Когда я вернулся, Бивер уже похрапывал, завернувшись в одеяла.
Утро было душным, но Бивер старательно заматывался в одеяло — похоже, таки ночью простудился. В коридоре воняли болотом его одежки, и миссис де Туар уже собиралась ими вплотную заняться, а то другой одежды для него нету — я ниже и щуплее, чем он, а если одалживаться одеждой у Макферсона, то, возможно, Джемми и пошире будет, но штаны его Биверу разве что колени прикроют.
Я не стал его будить, а вышел на улицу обозреть окрестности — в основном с целью посмотреть, не гуляет ли где лошадь без хозяина. Но лошадей не было, кроме тех, что были запряжены в почтовую карету: Джон ЛеФлор как раз переправил ее на наш берег. Еще вчера карета могла спокойно обойтись и без парома, но сейчас при переправе вброд пассажирам наверняка было бы неуютно: в лучшем случае по колено. За вечер и ночь Пото значительно увеличилась в объеме.
Я подошел поздороваться с паромщиком, и сразу же узнал, что сейчас-то что — пустяки уже, а вот перед рассветом воды в реке было больше — видать, в горах настоящий ливень прошел, какие не так часто бывают. Затопило луг на низкой индейской стороне, и сейчас там настоящее озеро. А на озере остров, а на острове — оседланная лошадь…
— Так что надо бы съездить посмотреть, — добавил Джон меланхолично, — не лежит ли в кустах перед впадением в Арканзас-ривер утопленник. Вот вода спадет, пошлю мальчишек утопленника искать.
— Да может, и не придется, — сказал я. — Ночью Бивер прибыл, сказал, что у него лошадь убежала. Так, наверное, это его.
— Ну так спроси его приметы лошади, — откликнулся Джон.
— А он спит еще.
— Не к спеху, — проронил Джон и притушил самокрутку о камень.

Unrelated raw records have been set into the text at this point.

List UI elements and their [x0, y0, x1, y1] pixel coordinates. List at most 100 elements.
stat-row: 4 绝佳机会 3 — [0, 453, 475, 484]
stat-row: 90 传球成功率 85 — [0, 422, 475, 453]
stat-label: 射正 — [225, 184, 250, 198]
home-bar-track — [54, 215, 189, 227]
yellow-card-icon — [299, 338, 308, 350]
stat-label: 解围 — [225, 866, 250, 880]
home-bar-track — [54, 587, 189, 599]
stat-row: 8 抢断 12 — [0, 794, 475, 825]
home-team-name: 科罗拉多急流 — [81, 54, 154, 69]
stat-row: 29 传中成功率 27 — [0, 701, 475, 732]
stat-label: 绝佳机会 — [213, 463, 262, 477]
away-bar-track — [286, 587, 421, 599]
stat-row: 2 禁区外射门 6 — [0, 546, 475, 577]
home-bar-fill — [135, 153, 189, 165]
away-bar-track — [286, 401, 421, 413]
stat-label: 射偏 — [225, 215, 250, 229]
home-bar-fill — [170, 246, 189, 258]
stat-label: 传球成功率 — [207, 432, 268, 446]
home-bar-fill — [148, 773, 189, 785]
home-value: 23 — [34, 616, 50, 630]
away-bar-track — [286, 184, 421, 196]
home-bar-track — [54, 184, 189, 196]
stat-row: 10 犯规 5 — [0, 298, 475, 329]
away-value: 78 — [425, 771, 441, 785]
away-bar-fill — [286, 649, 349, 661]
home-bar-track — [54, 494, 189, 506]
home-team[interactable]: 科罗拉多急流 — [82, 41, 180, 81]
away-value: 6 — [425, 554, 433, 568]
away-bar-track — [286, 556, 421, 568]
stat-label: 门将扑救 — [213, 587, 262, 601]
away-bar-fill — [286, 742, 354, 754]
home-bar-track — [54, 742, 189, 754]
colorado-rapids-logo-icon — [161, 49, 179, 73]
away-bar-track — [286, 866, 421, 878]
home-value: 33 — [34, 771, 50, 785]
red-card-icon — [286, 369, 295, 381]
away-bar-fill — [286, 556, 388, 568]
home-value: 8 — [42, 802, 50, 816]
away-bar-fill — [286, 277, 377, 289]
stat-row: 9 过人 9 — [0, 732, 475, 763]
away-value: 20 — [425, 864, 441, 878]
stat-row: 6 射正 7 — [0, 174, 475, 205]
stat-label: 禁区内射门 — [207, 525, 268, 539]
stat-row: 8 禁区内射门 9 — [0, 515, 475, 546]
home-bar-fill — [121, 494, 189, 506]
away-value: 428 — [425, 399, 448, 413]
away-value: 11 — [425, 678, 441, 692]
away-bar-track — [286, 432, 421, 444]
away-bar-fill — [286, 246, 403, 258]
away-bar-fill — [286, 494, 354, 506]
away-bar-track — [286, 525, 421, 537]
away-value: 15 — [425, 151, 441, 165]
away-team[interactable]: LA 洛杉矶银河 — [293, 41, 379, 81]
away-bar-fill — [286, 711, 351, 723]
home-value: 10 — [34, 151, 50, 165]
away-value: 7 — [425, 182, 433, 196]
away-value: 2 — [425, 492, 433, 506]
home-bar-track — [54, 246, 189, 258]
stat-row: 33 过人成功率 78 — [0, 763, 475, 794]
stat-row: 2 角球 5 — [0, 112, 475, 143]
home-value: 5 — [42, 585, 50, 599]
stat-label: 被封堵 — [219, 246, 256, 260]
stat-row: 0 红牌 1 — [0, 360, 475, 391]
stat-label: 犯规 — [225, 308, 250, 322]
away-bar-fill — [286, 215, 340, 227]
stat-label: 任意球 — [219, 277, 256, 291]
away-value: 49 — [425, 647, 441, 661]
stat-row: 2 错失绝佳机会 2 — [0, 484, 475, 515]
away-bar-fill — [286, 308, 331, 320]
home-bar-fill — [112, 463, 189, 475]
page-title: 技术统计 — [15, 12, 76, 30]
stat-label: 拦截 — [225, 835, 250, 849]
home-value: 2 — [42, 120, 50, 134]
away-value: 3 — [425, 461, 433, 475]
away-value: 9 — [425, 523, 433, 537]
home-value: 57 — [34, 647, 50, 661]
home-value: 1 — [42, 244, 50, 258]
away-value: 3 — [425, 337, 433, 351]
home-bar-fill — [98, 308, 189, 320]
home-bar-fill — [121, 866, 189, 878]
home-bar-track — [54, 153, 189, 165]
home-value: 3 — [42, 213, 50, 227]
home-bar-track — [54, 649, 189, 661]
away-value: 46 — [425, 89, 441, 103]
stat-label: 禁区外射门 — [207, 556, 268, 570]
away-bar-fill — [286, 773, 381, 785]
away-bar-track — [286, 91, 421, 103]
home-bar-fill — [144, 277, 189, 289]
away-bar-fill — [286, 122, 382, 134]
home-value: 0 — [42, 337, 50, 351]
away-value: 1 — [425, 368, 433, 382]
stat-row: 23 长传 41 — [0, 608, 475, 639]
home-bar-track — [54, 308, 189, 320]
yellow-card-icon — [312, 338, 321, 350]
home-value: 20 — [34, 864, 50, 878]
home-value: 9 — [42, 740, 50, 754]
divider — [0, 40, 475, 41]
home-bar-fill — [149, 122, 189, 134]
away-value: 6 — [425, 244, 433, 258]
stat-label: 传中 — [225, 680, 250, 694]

Желания шарить в затопленных кустах у устья в словах Джона явно не чувствовалось, и он с удовлетворением воспринял мое изложение повести о ночных странствованиях Бивера.
Бивер проспал весь день, прервавшись только на то, чтобы опознать лошадь, позавтракать, сходить в баню и пообедать. У него, похоже, держалась маленькая температурка, и он зябко тянул на себя одеяло, когда мы все задыхались от жары. Я все посматривал на него и не понимал, что с ним не так. Изменилось что-то очень важное. Не таким он был зимой. Смотрел-смотрел, и только ближе к вечеру до меня дошло: волосы! Где великолепная черная грива? Теперь волосы Бивера разве что прикрывали шею. Он подстригся!
К вечеру Бивер выспался, оживился и, обмотавшись одеялами, пришел посидеть на веранде перед магазином Макферсона, где, как только опускались сумерки, собирался наш уличный вариант мужского клуба.
Здесь у него расспросили, какие новости на Индейской территории.
Новостей вот именно про индейские дела у Бивера не было, вернее, все, что он знал, уже дошло до Пото-авеню теми или иными путями. Поэтому говорил Бивер в основном о своих делах.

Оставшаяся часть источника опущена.